Poder 360 – 10/05/2025

A Baía de Guanabara, um dos símbolos mais conhecidos do Rio de Janeiro, recebe diariamente cerca de 3 milhões de litros de chorume, resíduo líquido originado da decomposição de matéria orgânica presente no lixo doméstico. Anualmente, esse volume chega a aproximadamente 1 bilhão de litros, segundo dados divulgados pelo movimento Baía Viva, que alerta para a necessidade de ações urgentes dos órgãos competentes.

Sérgio Ricardo Potiguara, fundador do Baía Viva e mestre em ciências ambientais pela UFRRJ, destaca que a região metropolitana do Rio produz cerca de 6.000 litros de chorume por dia, sendo metade desse volume gerado apenas no aterro de Gramacho, em Jardim Gramacho. “Vivemos uma crise de chorume não tratado no estado”, afirma Potiguara.

Além do despejo irregular, há ainda cerca de 500 milhões de litros de chorume armazenados de forma precária, agravando a contaminação da baía, dos manguezais e das áreas pesqueiras. O movimento denuncia também o declínio da biodiversidade marinha, os prejuízos socioeconômicos e os impactos na saúde de pescadores artesanais, que enfrentam extrema pobreza e insegurança alimentar.

Falta de fiscalização e leis ineficazes

Adacto Ottoni, professor da Uerj, ressalta a dificuldade de mensurar o volume exato de chorume despejado na baía devido às múltiplas fontes de poluição. Ele critica a ineficácia da Política Nacional de Resíduos Sólidos (Lei 12.305/2010), que, em sua opinião, deveria impor penalidades mais rigorosas para crimes ambientais. Ottoni também aponta falhas no monitoramento, já que a coleta de amostras durante a maré alta pode mascarar a real concentração de poluentes.

O Programa Nacional Lixão Zero, criado para eliminar lixões e promover a destinação adequada de resíduos, é visto com ceticismo por especialistas. Ottoni argumenta que, mesmo com aterros sanitários, o chorume continua sendo um problema, pois o lixo acumulado em antigos lixões ainda polui o solo e os lençóis freáticos.

Tratamento inadequado e consequências

Carlos Canejo, professor da Universidade Veiga de Almeida, alerta para o tratamento inadequado do chorume em estações de esgoto (ETEs), que não são projetadas para processar esse tipo de resíduo. “Contaminantes não tratados acabam sendo arrastados para a baía”, explica.

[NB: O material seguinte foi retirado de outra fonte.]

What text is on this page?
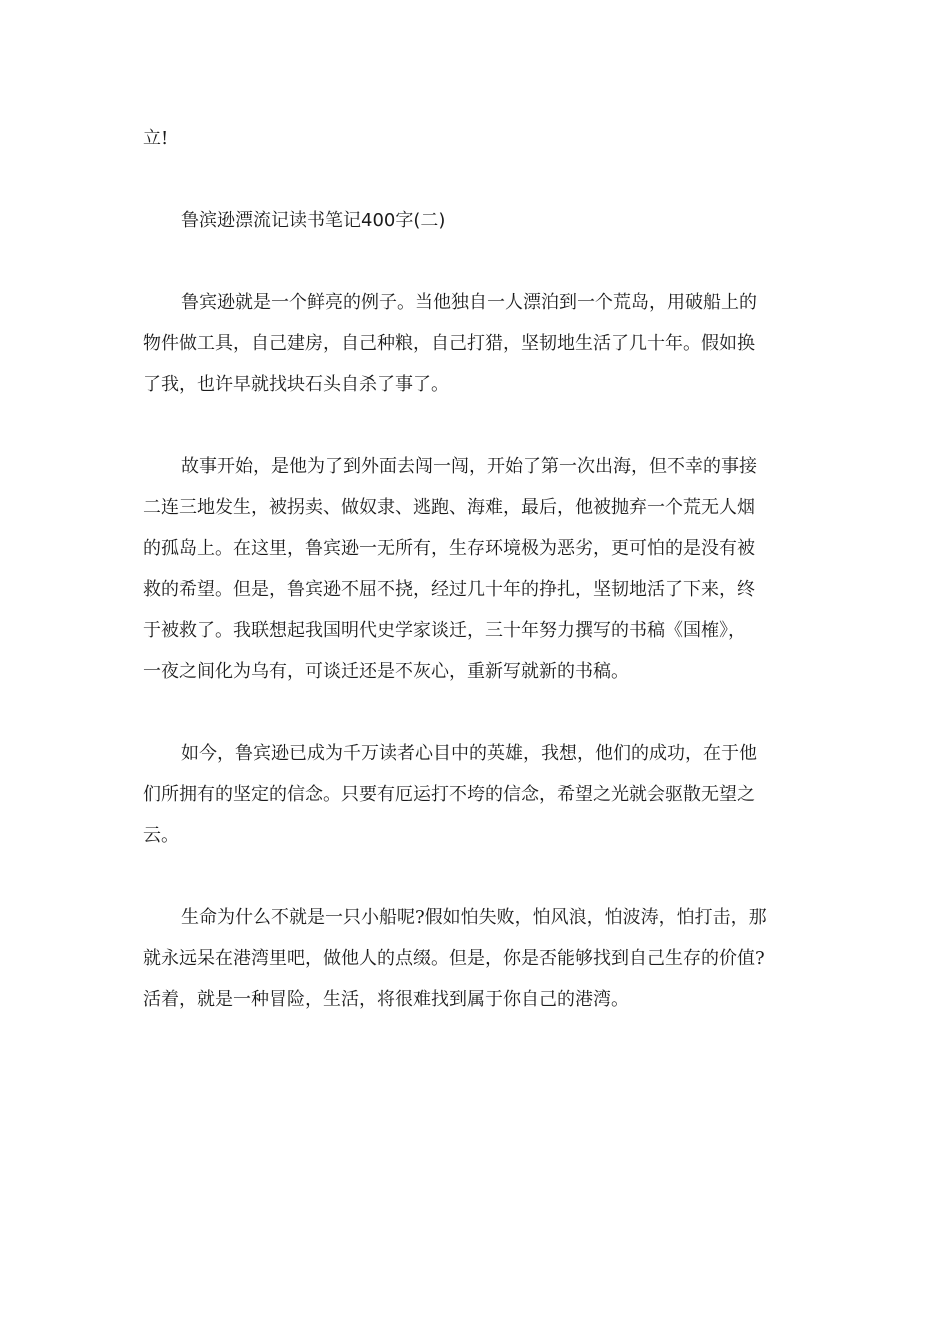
立!
鲁滨逊漂流记读书笔记400字(二)
鲁宾逊就是一个鲜亮的例子。当他独自一人漂泊到一个荒岛，用破船上的
物件做工具，自己建房，自己种粮，自己打猎，坚韧地生活了几十年。假如换
了我，也许早就找块石头自杀了事了。
故事开始，是他为了到外面去闯一闯，开始了第一次出海，但不幸的事接
二连三地发生，被拐卖、做奴隶、逃跑、海难，最后，他被抛弃一个荒无人烟
的孤岛上。在这里，鲁宾逊一无所有，生存环境极为恶劣，更可怕的是没有被
救的希望。但是，鲁宾逊不屈不挠，经过几十年的挣扎，坚韧地活了下来，终
于被救了。我联想起我国明代史学家谈迁，三十年努力撰写的书稿《国榷》，
一夜之间化为乌有，可谈迁还是不灰心，重新写就新的书稿。
如今，鲁宾逊已成为千万读者心目中的英雄，我想，他们的成功，在于他
们所拥有的坚定的信念。只要有厄运打不垮的信念，希望之光就会驱散无望之
云。
生命为什么不就是一只小船呢?假如怕失败，怕风浪，怕波涛，怕打击，那
就永远呆在港湾里吧，做他人的点缀。但是，你是否能够找到自己生存的价值?
活着，就是一种冒险，生活，将很难找到属于你自己的港湾。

Em resposta, concessionárias como Águas do Rio afirmam que o tratamento de chorume segue normas ambientais e destacam investimentos em saneamento, incluindo R$ 19 bilhões para universalizar o esgotamento sanitário até 2033. No entanto, o gestor ambiental Emanuel Alencar critica a lentidão nas obras e a falta de recursos suficientes para reverter o cenário.

Cenário atual e perspectivas

O Inea (Instituto Estadual do Ambiente) nega evidências de despejo irregular de chorume na baía, mas reconhece a realização de fiscalizações periódicas. Enquanto isso, o Programa de Saneamento Ambiental (PSAM) tenta avançar com obras como coletores de esgoto, que já retiraram toneladas de resíduos da Baía de Guanabara.

A situação exige não apenas medidas técnicas, mas também conscientização ambiental. Ottoni defende políticas de redução de resíduos e educação para o consumo sustentável, já que o modelo atual ainda favorece interesses econômicos em detrimento do meio ambiente.

Enquanto isso, a Baía de Guanabara segue como um reflexo dos desafios ambientais e sociais que precisam ser enfrentados com urgência.